Intelligent Controls

Return to all Research Topics

Reinforcement Learning in Control Systems

Reinforcement Learning (RL) is a subsection of Machine Learning which comes under the umbrella of unsupervised learning. Here an 'agent' takes an 'action' on an environment based on the current state of the environment, as shown in the adjacent figure.

What we would like to see is that the 'agent' is sufficiently trained so that it takes the best action for every state the environment might be in, 'best' in the sense that out of all the possible actions the agent can take, it chooses the one which provides it the maximum reward. The reward for the agent is assigned through a carefully defined objective function. Hence, due to the nature of the RL structure, many of the simple RL algorithms are modelled as Markov Decision Processes (MDP). The advantages of RL over analytical methods of finding the optimal 'action' becomes apparent when the exact mathematical model of MDP's are not known or become highly intractable to solve.

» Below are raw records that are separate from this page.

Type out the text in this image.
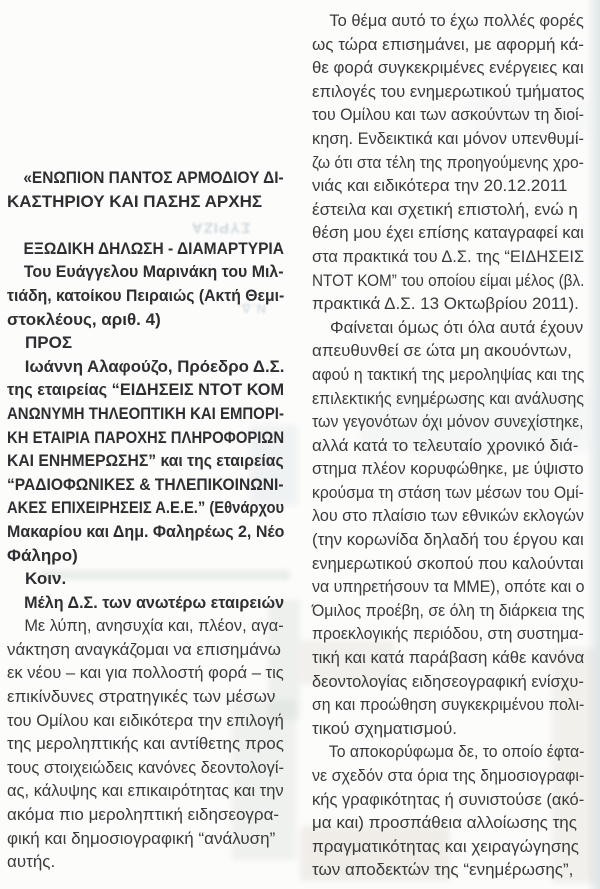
ΣΥΡΙΖΑ
Ν.Δ.
«ΕΝΩΠΙΟΝ ΠΑΝΤΟΣ ΑΡΜΟΔΙΟΥ ΔΙ-
ΚΑΣΤΗΡΙΟΥ ΚΑΙ ΠΑΣΗΣ ΑΡΧΗΣ
ΕΞΩΔΙΚΗ ΔΗΛΩΣΗ - ΔΙΑΜΑΡΤΥΡΙΑ
Του Ευάγγελου Μαρινάκη του Μιλ-
τιάδη, κατοίκου Πειραιώς (Ακτή Θεμι-
στοκλέους, αριθ. 4)
ΠΡΟΣ
Ιωάννη Αλαφούζο, Πρόεδρο Δ.Σ.
της εταιρείας “ΕΙΔΗΣΕΙΣ ΝΤΟΤ ΚΟΜ
ΑΝΩΝΥΜΗ ΤΗΛΕΟΠΤΙΚΗ ΚΑΙ ΕΜΠΟΡΙ-
ΚΗ ΕΤΑΙΡΙΑ ΠΑΡΟΧΗΣ ΠΛΗΡΟΦΟΡΙΩΝ
ΚΑΙ ΕΝΗΜΕΡΩΣΗΣ” και της εταιρείας
“ΡΑΔΙΟΦΩΝΙΚΕΣ & ΤΗΛΕΠΙΚΟΙΝΩΝΙ-
ΑΚΕΣ ΕΠΙΧΕΙΡΗΣΕΙΣ Α.Ε.Ε.” (Εθνάρχου
Μακαρίου και Δημ. Φαληρέως 2, Νέο
Φάληρο)
Κοιν.
Μέλη Δ.Σ. των ανωτέρω εταιρειών
Με λύπη, ανησυχία και, πλέον, αγα-
νάκτηση αναγκάζομαι να επισημάνω
εκ νέου – και για πολλοστή φορά – τις
επικίνδυνες στρατηγικές των μέσων
του Ομίλου και ειδικότερα την επιλογή
της μεροληπτικής και αντίθετης προς
τους στοιχειώδεις κανόνες δεοντολογί-
ας, κάλυψης και επικαιρότητας και την
ακόμα πιο μεροληπτική ειδησεογρα-
φική και δημοσιογραφική “ανάλυση”
αυτής.
Το θέμα αυτό το έχω πολλές φορές
ως τώρα επισημάνει, με αφορμή κά-
θε φορά συγκεκριμένες ενέργειες και
επιλογές του ενημερωτικού τμήματος
του Ομίλου και των ασκούντων τη διοί-
κηση. Ενδεικτικά και μόνον υπενθυμί-
ζω ότι στα τέλη της προηγούμενης χρο-
νιάς και ειδικότερα την 20.12.2011
έστειλα και σχετική επιστολή, ενώ η
θέση μου έχει επίσης καταγραφεί και
στα πρακτικά του Δ.Σ. της “ΕΙΔΗΣΕΙΣ
ΝΤΟΤ ΚΟΜ” του οποίου είμαι μέλος (βλ.
πρακτικά Δ.Σ. 13 Οκτωβρίου 2011).
Φαίνεται όμως ότι όλα αυτά έχουν
απευθυνθεί σε ώτα μη ακουόντων,
αφού η τακτική της μεροληψίας και της
επιλεκτικής ενημέρωσης και ανάλυσης
των γεγονότων όχι μόνον συνεχίστηκε,
αλλά κατά το τελευταίο χρονικό διά-
στημα πλέον κορυφώθηκε, με ύψιστο
κρούσμα τη στάση των μέσων του Ομί-
λου στο πλαίσιο των εθνικών εκλογών
(την κορωνίδα δηλαδή του έργου και
ενημερωτικού σκοπού που καλούνται
να υπηρετήσουν τα ΜΜΕ), οπότε και ο
Όμιλος προέβη, σε όλη τη διάρκεια της
προεκλογικής περιόδου, στη συστημα-
τική και κατά παράβαση κάθε κανόνα
δεοντολογίας ειδησεογραφική ενίσχυ-
ση και προώθηση συγκεκριμένου πολι-
τικού σχηματισμού.
Το αποκορύφωμα δε, το οποίο έφτα-
νε σχεδόν στα όρια της δημοσιογραφι-
κής γραφικότητας ή συνιστούσε (ακό-
μα και) προσπάθεια αλλοίωσης της
πραγματικότητας και χειραγώγησης
των αποδεκτών της “ενημέρωσης”,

In the world of control systems we can define RL as a class of methods that enable the design of adaptive controllers that learn online, in real time, the solutions to user-prescribed optimal control problems. So, the controller can be modelled as an 'agent' or an 'actor' while the plant (the system which we want to control) is the environment on which the controller takes action as shown in the adjacent figure.

The application of RL in LIGO specifically is very wide due to the flexibility it provides. If proven better than the PID controllers, RL controllers can effectively replace PID controllers in various avenues requiring stability control in LIGO.


  1. "Richard S Sutton and Andrew G. Barto, ``Reinforcement Learning: An Introduction,`` 2nd edition, The MIT Press 2018"
  2. "Introduction to RL"
  3. "F. L. Lewis, D. Vrabie and K. G. Vamvoudakis, "Reinforcement Learning and Feedback Control: Using Natural Decision Methods to Design Optimal Adaptive Controllers," in IEEE Control Systems Magazine, vol. 32, no. 6, pp. 76-105, Dec. 2012."